What can you do to help? In order of priority, I think the top choices for non-specialists are:
If this sequence mix does its job, 2 is simple enough — tell people to begin by sharing the list. (Or other targeted articles and lists, depending on target audience.)
3 is a relatively easy sell, and the primary way I expect to contribute.
4 is quite difficult and risky at this stage.
1 is hard to optimize at the meta level because good signaling is hard. Our default method for beginning to combat high-level biases — write a Sequence focused on this specific issue to bring it to people's attentions — is unusually tricky to pull off here.
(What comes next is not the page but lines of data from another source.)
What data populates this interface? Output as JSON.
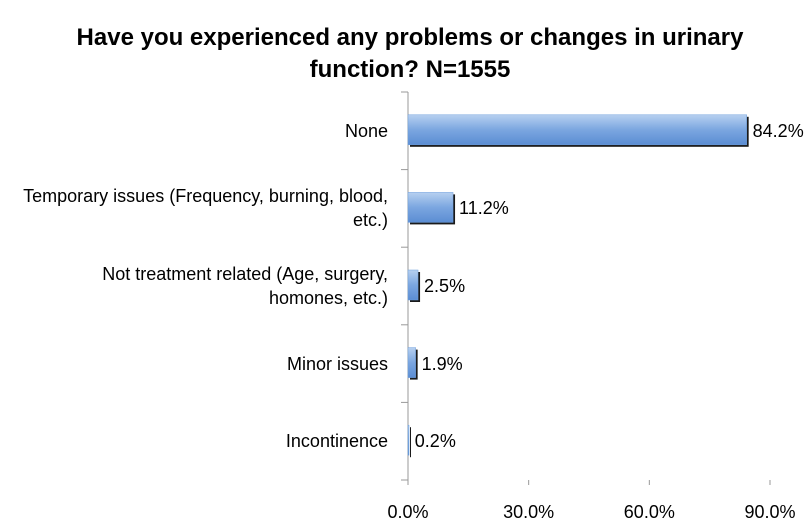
{
  "chart_data": {
    "type": "barh",
    "title": "Have you experienced any problems or changes in urinary function? N=1555",
    "categories": [
      "None",
      "Temporary issues (Frequency, burning, blood, etc.)",
      "Not treatment related (Age, surgery, homones, etc.)",
      "Minor issues",
      "Incontinence"
    ],
    "values": [
      84.2,
      11.2,
      2.5,
      1.9,
      0.2
    ],
    "value_labels": [
      "84.2%",
      "11.2%",
      "2.5%",
      "1.9%",
      "0.2%"
    ],
    "color": "#6f9fdc",
    "xlim": [
      0,
      90
    ],
    "xticks": [
      {
        "value": 0,
        "label": "0.0%"
      },
      {
        "value": 30,
        "label": "30.0%"
      },
      {
        "value": 60,
        "label": "60.0%"
      },
      {
        "value": 90,
        "label": "90.0%"
      }
    ],
    "grid": false
  }
}
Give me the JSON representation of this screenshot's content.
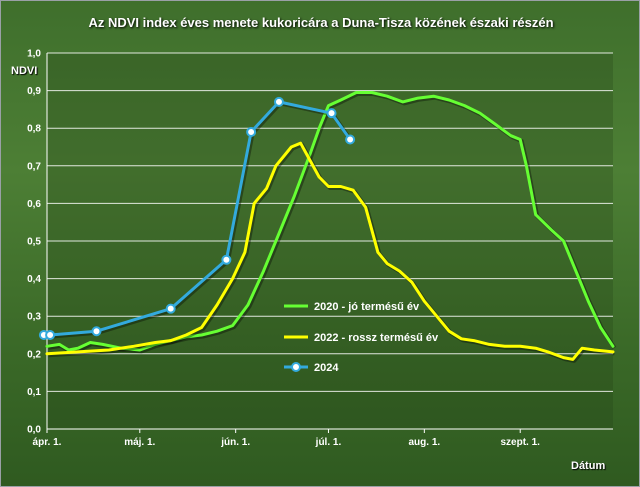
{
  "chart_data": {
    "type": "line",
    "title": "Az NDVI index éves menete kukoricára a Duna-Tisza közének északi részén",
    "ylabel": "NDVI",
    "xlabel": "Dátum",
    "ylim": [
      0,
      1.0
    ],
    "yticks": [
      "0,0",
      "0,1",
      "0,2",
      "0,3",
      "0,4",
      "0,5",
      "0,6",
      "0,7",
      "0,8",
      "0,9",
      "1,0"
    ],
    "xticks": [
      {
        "label": "ápr. 1.",
        "day": 0
      },
      {
        "label": "máj. 1.",
        "day": 30
      },
      {
        "label": "jún. 1.",
        "day": 61
      },
      {
        "label": "júl. 1.",
        "day": 91
      },
      {
        "label": "aug. 1.",
        "day": 122
      },
      {
        "label": "szept. 1.",
        "day": 153
      }
    ],
    "xlim_day": [
      0,
      183
    ],
    "grid": true,
    "legend_position": "center-right",
    "series": [
      {
        "name": "2020 - jó termésű év",
        "color": "#66ff33",
        "markers": false,
        "points": [
          [
            0,
            0.22
          ],
          [
            4,
            0.225
          ],
          [
            7,
            0.21
          ],
          [
            10,
            0.215
          ],
          [
            14,
            0.23
          ],
          [
            18,
            0.225
          ],
          [
            24,
            0.215
          ],
          [
            30,
            0.21
          ],
          [
            35,
            0.225
          ],
          [
            40,
            0.235
          ],
          [
            45,
            0.245
          ],
          [
            50,
            0.25
          ],
          [
            55,
            0.26
          ],
          [
            60,
            0.275
          ],
          [
            65,
            0.33
          ],
          [
            70,
            0.42
          ],
          [
            75,
            0.52
          ],
          [
            80,
            0.62
          ],
          [
            85,
            0.73
          ],
          [
            88,
            0.8
          ],
          [
            91,
            0.86
          ],
          [
            95,
            0.875
          ],
          [
            100,
            0.895
          ],
          [
            105,
            0.895
          ],
          [
            110,
            0.885
          ],
          [
            115,
            0.87
          ],
          [
            120,
            0.88
          ],
          [
            125,
            0.885
          ],
          [
            130,
            0.875
          ],
          [
            135,
            0.86
          ],
          [
            140,
            0.84
          ],
          [
            145,
            0.81
          ],
          [
            150,
            0.78
          ],
          [
            153,
            0.77
          ],
          [
            155,
            0.7
          ],
          [
            158,
            0.57
          ],
          [
            163,
            0.53
          ],
          [
            167,
            0.5
          ],
          [
            171,
            0.42
          ],
          [
            175,
            0.34
          ],
          [
            179,
            0.27
          ],
          [
            183,
            0.22
          ]
        ]
      },
      {
        "name": "2022 - rossz termésű év",
        "color": "#ffff00",
        "markers": false,
        "points": [
          [
            0,
            0.2
          ],
          [
            10,
            0.205
          ],
          [
            20,
            0.21
          ],
          [
            28,
            0.22
          ],
          [
            35,
            0.23
          ],
          [
            40,
            0.235
          ],
          [
            45,
            0.25
          ],
          [
            50,
            0.27
          ],
          [
            55,
            0.33
          ],
          [
            60,
            0.4
          ],
          [
            64,
            0.47
          ],
          [
            67,
            0.6
          ],
          [
            71,
            0.64
          ],
          [
            74,
            0.7
          ],
          [
            77,
            0.73
          ],
          [
            79,
            0.75
          ],
          [
            82,
            0.76
          ],
          [
            84,
            0.73
          ],
          [
            88,
            0.67
          ],
          [
            91,
            0.645
          ],
          [
            95,
            0.645
          ],
          [
            99,
            0.635
          ],
          [
            103,
            0.59
          ],
          [
            107,
            0.47
          ],
          [
            110,
            0.44
          ],
          [
            114,
            0.42
          ],
          [
            118,
            0.39
          ],
          [
            122,
            0.34
          ],
          [
            126,
            0.3
          ],
          [
            130,
            0.26
          ],
          [
            134,
            0.24
          ],
          [
            138,
            0.235
          ],
          [
            143,
            0.225
          ],
          [
            148,
            0.22
          ],
          [
            153,
            0.22
          ],
          [
            158,
            0.215
          ],
          [
            162,
            0.205
          ],
          [
            167,
            0.19
          ],
          [
            170,
            0.185
          ],
          [
            173,
            0.215
          ],
          [
            177,
            0.21
          ],
          [
            183,
            0.205
          ]
        ]
      },
      {
        "name": "2024",
        "color": "#33aadd",
        "markers": true,
        "points": [
          [
            -1,
            0.25
          ],
          [
            1,
            0.25
          ],
          [
            16,
            0.26
          ],
          [
            40,
            0.32
          ],
          [
            58,
            0.45
          ],
          [
            66,
            0.79
          ],
          [
            75,
            0.87
          ],
          [
            92,
            0.84
          ],
          [
            98,
            0.77
          ]
        ]
      }
    ]
  }
}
Something off-site and independent — a petition, signed by lots of smart people, telling everyone that AI risk is important? an impassioned personal letter by a third party, briefly and shibbolethlessly laying out the Effective Altruism case for MIRI? — might be more effective.
Will you have bridging commentary that lays out the relevance and the intended message of these posts? I worry that even with the current questions, there may not be enough context for people to figure out the intended meaning from the posts alone, e.g. a newcomer might not understand why Adaptation-Executers and The Blue-Minimizing Robot are included. (Especially since they are listed as "Part I" but they really tie into "Part III", giving people the opportunity to forget them in between - might be useful to rearrange the order in any case.)
I'll have to think about how best to do this. Part I is a bit of a grab-bag, trying to rapidly reset our assumptions about intelligence and agenthood before Part II begins supplying the Official Arguments and Definitions. (Replacing the current frame with one that makes more sense is also an option.)
This is some of why I asked about inferential gaps; how would y'all walk through or supplement some of the transitions to a reader? Knowing what you'd do differently, or additionally, will also tell me things about what you see as the function of each component post.